Oil and metal prices have risen sharply in reaction to China's stimulus plan worth almost $600 billion (£383.5 billion) in a bid to shore up its economic growth.

New York crude rose $2.46 to $63.50 a barrel and Brent moved up $2.36 to $59.71. Iron ore, copper, zinc and lead all surged on hopes that the measure will lift demand for commodities in China. The International Monetary Fund applauded the move and said it was good news for the global economy Beijing's four trillion yuan (£374.5 billion) package will go to construct low-rent housing and regional infrastructure including railways, roads and airports.

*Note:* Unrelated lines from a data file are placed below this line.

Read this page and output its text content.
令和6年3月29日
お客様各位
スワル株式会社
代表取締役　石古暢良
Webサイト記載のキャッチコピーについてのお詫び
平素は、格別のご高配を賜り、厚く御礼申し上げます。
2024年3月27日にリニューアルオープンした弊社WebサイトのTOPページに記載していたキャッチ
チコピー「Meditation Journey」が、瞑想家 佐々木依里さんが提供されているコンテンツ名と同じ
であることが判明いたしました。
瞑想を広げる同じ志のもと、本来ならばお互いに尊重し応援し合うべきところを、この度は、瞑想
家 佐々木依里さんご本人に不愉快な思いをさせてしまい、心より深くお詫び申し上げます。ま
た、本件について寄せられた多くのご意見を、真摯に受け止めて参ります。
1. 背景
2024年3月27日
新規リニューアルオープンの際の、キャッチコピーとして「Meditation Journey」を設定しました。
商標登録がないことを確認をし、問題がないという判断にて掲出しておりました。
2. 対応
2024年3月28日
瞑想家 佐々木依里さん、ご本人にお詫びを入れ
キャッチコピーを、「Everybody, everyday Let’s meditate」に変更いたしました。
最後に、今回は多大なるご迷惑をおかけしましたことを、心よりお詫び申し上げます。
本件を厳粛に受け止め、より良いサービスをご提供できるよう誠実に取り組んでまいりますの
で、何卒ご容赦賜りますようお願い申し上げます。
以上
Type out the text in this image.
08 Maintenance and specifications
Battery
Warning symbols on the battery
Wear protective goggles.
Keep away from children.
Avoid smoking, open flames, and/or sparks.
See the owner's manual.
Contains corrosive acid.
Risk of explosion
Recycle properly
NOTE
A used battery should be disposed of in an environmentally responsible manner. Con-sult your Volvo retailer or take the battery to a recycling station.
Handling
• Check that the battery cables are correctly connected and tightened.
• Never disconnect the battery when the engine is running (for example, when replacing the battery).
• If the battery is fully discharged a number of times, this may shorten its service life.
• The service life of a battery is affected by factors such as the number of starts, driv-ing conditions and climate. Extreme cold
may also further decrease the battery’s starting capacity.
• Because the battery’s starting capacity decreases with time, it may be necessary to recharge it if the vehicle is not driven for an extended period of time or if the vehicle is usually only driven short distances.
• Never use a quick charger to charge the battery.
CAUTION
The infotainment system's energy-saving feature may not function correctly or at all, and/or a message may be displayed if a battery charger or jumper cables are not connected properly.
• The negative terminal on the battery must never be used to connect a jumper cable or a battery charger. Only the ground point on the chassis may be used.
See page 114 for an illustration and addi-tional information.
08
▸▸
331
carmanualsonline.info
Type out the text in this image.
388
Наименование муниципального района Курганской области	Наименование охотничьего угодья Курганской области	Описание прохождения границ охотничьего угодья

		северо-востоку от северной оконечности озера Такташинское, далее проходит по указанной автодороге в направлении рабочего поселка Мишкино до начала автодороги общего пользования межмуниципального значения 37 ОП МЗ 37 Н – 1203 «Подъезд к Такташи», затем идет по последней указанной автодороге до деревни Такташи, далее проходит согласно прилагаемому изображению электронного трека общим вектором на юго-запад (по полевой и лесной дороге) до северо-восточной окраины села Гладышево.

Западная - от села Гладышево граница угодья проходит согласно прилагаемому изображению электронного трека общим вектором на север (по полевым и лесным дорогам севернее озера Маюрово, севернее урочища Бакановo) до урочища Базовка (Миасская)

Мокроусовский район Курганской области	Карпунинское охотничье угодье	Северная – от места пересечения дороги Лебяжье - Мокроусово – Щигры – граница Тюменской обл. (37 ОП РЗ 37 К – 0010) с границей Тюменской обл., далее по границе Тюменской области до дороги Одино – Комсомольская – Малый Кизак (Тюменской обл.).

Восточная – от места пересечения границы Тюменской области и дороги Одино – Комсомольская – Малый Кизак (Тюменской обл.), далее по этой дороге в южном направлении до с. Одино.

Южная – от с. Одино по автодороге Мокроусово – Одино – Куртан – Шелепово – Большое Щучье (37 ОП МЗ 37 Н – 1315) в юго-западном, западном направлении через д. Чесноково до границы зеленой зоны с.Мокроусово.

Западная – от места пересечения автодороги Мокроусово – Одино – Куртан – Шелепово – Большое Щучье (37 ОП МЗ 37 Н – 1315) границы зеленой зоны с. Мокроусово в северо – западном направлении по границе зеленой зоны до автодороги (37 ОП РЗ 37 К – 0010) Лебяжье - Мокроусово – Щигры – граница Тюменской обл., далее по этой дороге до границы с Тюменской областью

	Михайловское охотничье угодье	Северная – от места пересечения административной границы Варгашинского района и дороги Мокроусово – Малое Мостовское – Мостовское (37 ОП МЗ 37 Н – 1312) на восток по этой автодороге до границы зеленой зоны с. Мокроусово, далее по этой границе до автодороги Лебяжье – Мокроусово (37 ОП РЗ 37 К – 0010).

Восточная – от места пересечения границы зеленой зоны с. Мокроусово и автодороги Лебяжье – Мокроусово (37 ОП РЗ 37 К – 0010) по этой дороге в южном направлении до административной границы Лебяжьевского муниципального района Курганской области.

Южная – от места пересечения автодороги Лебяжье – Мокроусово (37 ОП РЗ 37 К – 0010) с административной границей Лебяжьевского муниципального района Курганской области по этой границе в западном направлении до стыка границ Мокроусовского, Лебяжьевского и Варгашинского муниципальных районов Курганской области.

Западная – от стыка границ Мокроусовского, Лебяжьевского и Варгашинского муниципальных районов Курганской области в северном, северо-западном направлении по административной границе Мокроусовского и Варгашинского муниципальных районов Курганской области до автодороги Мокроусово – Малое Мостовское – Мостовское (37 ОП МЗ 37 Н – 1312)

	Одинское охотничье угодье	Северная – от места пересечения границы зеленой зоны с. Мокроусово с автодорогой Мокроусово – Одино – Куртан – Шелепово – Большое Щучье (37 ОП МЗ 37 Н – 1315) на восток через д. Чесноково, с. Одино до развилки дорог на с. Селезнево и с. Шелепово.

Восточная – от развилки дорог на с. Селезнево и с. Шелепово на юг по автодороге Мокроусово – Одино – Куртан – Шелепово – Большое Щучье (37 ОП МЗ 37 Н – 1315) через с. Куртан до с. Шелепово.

It also announced a shift to a "moderately easy" monetary policy, suggesting more rate cuts. Just months ago, fighting inflation was the main preoccupation of the central bank. As the financial crisis grew and exports fell, China switched focus and has cut rate three times since mid-September.

The head of China's central bank, Zhou Xiaochuan, said "the bank lending interest rate could become lower". Zhou predicts Chinese GDP growth will soften to between 8% and 9% next year.

Despite the new optimism, mining giant Rio Tinto said it is cutting output at its iron ore mines in Western Australia by 10% due to falling Chinese demand.

"This reduction is a prudent move to align production with revised customer delivery requirements in the light of the fourth- quarter drop in Chinese demand," chief executive Tom said.